Something in her immediate environment (this may include you) is overwhelming her to the point where she cannot process anything else. That irritating smell, light, sound, texture, or taste is the only thing that exists, and, until it is removed, the child will feel threatened.


This is the best advice I can give you whether you are communicating with a child, teenager, or adult on the spectrum:


If you have something important to tell us, something you really need us to listen to, make sure you have our complete attention first. Take note of the current environment. Is it loud? Is it filled with cigarette smoke? Are there neon lights or a TV in the background? If so, go to a quieter, more neutral place, and impart your message there.


An Autistic Perspective in a Neurotypical Setting

To see it from the perspective of an autistic person, imagine trying to comfort an upset friend in a smoke-filled room, with death metal music playing at full volume, and five big-screen TVs each playing a different action movie, while sitting on uncomfortable wooden stools.


No matter how much you might want to be there for your friend, your body would be in fight or flight mode, and you would need to get out of that environment for your own safety and sanity before you could do anything else.

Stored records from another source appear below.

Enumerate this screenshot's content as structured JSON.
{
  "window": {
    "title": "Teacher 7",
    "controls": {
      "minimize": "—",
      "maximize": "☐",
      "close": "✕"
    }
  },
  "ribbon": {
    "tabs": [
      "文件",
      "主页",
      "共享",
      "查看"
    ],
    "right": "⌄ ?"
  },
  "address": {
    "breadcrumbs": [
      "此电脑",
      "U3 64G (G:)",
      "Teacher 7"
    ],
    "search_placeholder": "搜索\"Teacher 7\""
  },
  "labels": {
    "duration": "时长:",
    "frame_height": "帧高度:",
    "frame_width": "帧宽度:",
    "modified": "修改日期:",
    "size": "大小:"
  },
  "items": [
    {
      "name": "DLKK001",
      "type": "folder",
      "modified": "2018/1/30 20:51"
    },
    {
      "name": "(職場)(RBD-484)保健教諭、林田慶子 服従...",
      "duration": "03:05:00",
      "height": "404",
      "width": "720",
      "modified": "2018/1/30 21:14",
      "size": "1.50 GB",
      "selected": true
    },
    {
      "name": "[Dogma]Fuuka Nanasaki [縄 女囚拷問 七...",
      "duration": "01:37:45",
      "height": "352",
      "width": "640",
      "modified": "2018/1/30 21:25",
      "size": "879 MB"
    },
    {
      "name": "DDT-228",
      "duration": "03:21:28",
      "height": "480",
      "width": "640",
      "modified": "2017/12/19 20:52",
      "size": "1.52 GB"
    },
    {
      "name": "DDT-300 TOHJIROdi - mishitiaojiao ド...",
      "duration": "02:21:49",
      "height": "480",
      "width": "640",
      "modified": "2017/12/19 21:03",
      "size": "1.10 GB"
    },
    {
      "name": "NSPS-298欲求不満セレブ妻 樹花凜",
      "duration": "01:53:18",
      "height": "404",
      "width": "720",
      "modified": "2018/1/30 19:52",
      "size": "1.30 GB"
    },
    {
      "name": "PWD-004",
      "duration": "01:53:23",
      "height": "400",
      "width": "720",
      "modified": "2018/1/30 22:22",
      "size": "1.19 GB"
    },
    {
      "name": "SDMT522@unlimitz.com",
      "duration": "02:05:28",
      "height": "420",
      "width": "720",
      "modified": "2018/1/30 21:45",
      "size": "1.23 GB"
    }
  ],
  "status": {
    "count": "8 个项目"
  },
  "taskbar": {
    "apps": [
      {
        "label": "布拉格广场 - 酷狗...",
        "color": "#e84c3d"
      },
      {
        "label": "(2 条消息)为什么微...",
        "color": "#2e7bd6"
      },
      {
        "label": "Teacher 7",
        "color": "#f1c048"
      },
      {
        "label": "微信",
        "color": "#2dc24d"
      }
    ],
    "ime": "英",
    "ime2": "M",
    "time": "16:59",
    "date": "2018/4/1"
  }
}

That’s what it’s like for us. Sometimes we can’t “hear you over your breath” or some other sensory stimulus has all of our attention locked up. It doesn’t mean we don’t want to understand you. If you ask, we will tell you what’s distracting us, but in order for effective communication to occur, it’s important not to take this information personally.


You may have to pop a breath mint, turn the music down, put on (or take off) some deodorant before resuming the conversation.


The one thing that connects each and every one of us is that we’re all human, whether we’re on the spectrum or not, and the more firmly we keep this in mind, the better we can communicate with each other as individuals and as a society.